Dobbiamo augurarci che questa ennesima approvazione «salvo intese» porti a un risveglio politico nella maggioranza, perché se il nostro Paese è in crisi lo deve proprio alle scelte sbagliate realizzate negli ultimi venti anni. Se le città italiane vivono una condizione ambientale e sociale così difficile la ragione è in una mobilità dove a prevalere sono gli spostamenti in automobile. I ritardi sono storici ma nel frattempo si è continuato nella stessa direzione, visto che dal 2010 ad oggi sono stati inaugurati 275 km di autostrade, 1543 di strade nazionali a fronte di 70 chilometri di metropolitane e 34 km di tram. Mentre si parla di cura del ferro per le città nel 2019 non è stato inaugurato neanche un chilometro di metropolitane.
E ancora, la tesi per cui occorre affidare gli appalti senza gara e stravolgere il codice appalti, perché non starebbe funzionando e rallenta i cantieri, è falsa. Basta leggere le analisi del Cresme sulle gare d’appalto in corso o ascoltare le richieste di costruttori e Sindacati per capire che in realtà il Governo sta seguendo altri interessi, ossia di chi punta a ottenere appalti senza gare e controlli. Ma in una crisi drammatica come quella che stiamo vivendo non è accettabile che si rinunci a correggere le cose che non funzionano – che pure ci sono nelle stazioni appaltanti, nei tempi delle procedure, nelle valutazioni ambientali – abdicando all’idea che l’unica strada per uscire dalla crisi sia questa. Anche perché stavolta un’alternativa credibile esiste, ed è quella di puntare sulle città come cuore del rilancio del Paese.

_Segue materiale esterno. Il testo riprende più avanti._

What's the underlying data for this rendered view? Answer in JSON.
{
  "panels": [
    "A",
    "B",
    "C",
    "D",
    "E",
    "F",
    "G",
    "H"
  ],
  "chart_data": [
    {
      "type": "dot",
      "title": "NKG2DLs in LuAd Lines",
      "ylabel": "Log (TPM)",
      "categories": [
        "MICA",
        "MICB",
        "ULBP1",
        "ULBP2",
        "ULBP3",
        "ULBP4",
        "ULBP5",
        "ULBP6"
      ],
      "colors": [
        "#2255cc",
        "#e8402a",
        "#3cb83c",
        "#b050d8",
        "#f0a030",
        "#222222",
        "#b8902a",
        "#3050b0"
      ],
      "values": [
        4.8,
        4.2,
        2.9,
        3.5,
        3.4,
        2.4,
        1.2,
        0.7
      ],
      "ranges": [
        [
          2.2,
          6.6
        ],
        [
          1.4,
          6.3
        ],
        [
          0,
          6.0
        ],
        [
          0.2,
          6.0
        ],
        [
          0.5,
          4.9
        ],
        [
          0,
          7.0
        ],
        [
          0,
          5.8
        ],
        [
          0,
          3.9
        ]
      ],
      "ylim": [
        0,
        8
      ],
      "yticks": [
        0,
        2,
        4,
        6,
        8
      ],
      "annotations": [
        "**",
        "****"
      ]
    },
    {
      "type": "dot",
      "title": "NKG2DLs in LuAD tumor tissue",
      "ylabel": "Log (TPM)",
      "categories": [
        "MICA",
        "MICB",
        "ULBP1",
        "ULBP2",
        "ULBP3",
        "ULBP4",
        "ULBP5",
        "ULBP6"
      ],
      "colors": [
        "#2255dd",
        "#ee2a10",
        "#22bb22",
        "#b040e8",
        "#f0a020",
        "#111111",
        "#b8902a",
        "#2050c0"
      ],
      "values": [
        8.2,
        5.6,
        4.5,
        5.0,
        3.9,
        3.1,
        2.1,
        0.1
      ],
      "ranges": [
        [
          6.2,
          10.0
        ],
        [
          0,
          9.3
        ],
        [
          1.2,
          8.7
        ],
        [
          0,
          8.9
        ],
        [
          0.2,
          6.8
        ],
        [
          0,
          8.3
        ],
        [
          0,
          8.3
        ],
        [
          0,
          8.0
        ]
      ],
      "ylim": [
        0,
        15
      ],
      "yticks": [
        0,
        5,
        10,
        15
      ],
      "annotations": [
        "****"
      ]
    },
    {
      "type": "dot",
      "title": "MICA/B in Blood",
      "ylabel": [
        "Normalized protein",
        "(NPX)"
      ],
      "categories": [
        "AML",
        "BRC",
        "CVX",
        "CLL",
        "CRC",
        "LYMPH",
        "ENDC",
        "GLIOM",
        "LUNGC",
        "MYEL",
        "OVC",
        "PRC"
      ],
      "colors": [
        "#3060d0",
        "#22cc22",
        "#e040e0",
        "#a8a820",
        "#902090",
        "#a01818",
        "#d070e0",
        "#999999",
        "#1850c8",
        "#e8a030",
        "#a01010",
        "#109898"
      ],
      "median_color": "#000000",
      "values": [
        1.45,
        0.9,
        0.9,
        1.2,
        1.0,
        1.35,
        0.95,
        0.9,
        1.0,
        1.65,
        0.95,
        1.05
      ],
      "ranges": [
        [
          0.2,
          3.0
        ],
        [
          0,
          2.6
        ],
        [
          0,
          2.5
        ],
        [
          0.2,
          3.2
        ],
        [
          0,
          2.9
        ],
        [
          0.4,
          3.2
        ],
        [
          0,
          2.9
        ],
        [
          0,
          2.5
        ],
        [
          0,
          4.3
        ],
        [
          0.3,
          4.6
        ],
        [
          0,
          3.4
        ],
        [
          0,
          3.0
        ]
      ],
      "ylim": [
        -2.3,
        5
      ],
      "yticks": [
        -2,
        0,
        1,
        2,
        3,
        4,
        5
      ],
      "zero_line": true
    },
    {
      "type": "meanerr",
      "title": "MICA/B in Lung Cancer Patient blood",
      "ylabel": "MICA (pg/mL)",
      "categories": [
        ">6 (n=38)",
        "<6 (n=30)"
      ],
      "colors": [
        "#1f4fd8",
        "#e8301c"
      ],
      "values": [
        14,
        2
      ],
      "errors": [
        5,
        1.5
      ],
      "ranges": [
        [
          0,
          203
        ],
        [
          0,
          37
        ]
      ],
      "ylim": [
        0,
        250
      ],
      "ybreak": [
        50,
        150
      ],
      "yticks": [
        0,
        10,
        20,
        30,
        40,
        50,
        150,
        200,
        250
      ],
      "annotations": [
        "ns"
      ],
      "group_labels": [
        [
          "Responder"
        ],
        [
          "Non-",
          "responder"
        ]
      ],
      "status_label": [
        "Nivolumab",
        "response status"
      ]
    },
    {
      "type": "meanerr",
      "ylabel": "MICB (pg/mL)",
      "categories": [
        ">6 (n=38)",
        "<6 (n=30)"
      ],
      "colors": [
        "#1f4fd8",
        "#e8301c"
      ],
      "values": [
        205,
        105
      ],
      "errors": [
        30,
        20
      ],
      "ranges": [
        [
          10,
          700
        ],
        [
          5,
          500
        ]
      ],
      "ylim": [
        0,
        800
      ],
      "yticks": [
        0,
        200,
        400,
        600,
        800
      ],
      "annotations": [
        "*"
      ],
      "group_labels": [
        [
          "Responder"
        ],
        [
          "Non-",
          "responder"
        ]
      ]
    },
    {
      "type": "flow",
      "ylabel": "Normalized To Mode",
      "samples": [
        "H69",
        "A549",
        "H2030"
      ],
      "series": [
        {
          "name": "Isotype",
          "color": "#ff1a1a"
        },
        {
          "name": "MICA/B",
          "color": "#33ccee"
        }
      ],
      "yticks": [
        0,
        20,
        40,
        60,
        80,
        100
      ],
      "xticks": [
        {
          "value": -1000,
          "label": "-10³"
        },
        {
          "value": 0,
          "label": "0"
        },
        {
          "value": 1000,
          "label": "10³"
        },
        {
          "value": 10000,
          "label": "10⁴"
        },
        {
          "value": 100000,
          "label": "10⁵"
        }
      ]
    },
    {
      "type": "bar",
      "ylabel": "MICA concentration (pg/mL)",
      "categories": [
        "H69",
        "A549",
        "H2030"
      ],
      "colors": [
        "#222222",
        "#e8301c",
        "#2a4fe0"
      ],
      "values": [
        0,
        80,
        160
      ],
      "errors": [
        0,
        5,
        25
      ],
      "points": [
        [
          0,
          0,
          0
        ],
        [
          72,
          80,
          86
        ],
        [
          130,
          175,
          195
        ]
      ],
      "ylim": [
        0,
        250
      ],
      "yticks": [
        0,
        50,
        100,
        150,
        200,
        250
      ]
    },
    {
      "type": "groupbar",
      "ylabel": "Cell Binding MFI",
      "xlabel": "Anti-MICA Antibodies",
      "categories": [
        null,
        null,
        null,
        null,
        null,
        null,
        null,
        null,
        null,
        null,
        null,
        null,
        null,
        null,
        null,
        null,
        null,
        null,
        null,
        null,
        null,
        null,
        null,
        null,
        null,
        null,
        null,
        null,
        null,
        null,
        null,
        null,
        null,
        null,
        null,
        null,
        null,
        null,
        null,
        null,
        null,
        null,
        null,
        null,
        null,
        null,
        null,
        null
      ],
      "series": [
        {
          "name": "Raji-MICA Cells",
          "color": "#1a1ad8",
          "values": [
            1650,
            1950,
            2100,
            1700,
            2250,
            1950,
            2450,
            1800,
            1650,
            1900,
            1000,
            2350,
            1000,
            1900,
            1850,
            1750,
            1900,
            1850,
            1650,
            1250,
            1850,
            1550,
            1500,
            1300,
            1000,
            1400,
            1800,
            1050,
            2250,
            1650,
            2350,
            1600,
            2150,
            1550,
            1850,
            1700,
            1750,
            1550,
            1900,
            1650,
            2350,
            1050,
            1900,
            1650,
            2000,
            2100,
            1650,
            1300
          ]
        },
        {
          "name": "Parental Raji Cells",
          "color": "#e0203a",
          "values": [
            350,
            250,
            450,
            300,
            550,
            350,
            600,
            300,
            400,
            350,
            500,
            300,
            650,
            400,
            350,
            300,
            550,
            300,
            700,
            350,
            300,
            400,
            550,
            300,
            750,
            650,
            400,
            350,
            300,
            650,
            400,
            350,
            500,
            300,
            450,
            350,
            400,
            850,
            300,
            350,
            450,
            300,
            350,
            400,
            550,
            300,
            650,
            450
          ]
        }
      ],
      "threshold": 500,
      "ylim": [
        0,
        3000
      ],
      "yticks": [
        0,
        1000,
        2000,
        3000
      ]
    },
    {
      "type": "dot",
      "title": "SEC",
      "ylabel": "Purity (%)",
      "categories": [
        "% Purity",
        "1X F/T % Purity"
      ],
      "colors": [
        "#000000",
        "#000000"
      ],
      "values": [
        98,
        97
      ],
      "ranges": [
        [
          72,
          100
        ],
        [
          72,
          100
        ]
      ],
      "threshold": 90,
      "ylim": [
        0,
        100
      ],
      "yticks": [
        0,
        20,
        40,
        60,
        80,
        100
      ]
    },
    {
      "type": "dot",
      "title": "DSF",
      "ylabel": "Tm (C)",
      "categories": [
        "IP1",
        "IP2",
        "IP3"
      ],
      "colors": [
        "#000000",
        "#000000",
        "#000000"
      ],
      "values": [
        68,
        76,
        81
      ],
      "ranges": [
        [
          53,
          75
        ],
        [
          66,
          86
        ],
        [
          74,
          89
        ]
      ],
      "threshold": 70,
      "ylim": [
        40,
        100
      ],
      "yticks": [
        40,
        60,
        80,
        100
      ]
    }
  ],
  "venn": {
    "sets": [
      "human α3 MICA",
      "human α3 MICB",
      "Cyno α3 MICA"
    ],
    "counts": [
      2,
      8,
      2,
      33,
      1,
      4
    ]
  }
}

L’elenco è già negli uffici della ministra De Micheli, sono gli interventi che i Comuni hanno previsto nei Piani urbani della mobilità sostenibile. L’obiettivo è di raddoppiare entro il 2030 i chilometri di piste ciclabili, di realizzare 330 km di tram e 154 km di metropolitane. Inutile aggiungere che queste opere non sono prioritarie e in larga parte non hanno finanziamenti. L’altre grande limite di questo progetto del Governo riguarda il Sud, dove si annuncia l’ennesimo elenco di cantieri ma nulla è previsto per far tornare i treni a circolare. Quando il problema oggi è che tra Bari e Napoli, tra Reggio Calabria e Taranto, tra Potenza e Lecce i treni sono scomparsi.

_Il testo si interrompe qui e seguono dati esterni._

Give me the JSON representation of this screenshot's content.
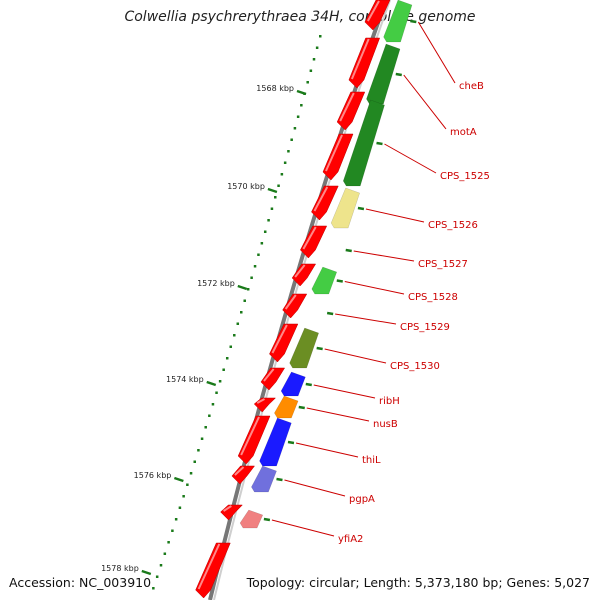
{
  "title": "Colwellia psychrerythraea 34H, complete genome",
  "accession": "Accession: NC_003910",
  "topology": "Topology: circular; Length: 5,373,180 bp; Genes: 5,027",
  "colors": {
    "forward_cds": "#ff0000",
    "backbone": "#777777",
    "label_text": "#cc0000",
    "tick": "#1a7a1a"
  },
  "kbp_ticks": [
    "1568 kbp",
    "1570 kbp",
    "1572 kbp",
    "1574 kbp",
    "1576 kbp",
    "1578 kbp"
  ],
  "gene_labels": [
    {
      "name": "cheB",
      "color": "#44cc44"
    },
    {
      "name": "motA",
      "color": "#228822"
    },
    {
      "name": "CPS_1525",
      "color": "#228822"
    },
    {
      "name": "CPS_1526",
      "color": "#eee48c"
    },
    {
      "name": "CPS_1527",
      "color": "#ffffff"
    },
    {
      "name": "CPS_1528",
      "color": "#44cc44"
    },
    {
      "name": "CPS_1529",
      "color": "#ffffff"
    },
    {
      "name": "CPS_1530",
      "color": "#6b8e23"
    },
    {
      "name": "ribH",
      "color": "#1a1aff"
    },
    {
      "name": "nusB",
      "color": "#ff8c00"
    },
    {
      "name": "thiL",
      "color": "#1a1aff"
    },
    {
      "name": "pgpA",
      "color": "#7070dd"
    },
    {
      "name": "yfiA2",
      "color": "#f08080"
    }
  ]
}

A proposito di ricette per il rilancio, quei treni che mancano si potrebbero produrre nelle fabbriche dell’ex Ansaldo a Napoli e Reggio Calabria, con l’acciaio proveniente da Taranto. L’augurio è che si apra un dibattito politico vero sulle idee per far ripartire il Paese, magari puntando ad aprire milioni di cantieri, grandi e piccoli, in ogni Comune e su cui costruire l’ossatura della proposta italiana per il green deal da finanziare con risorse europee.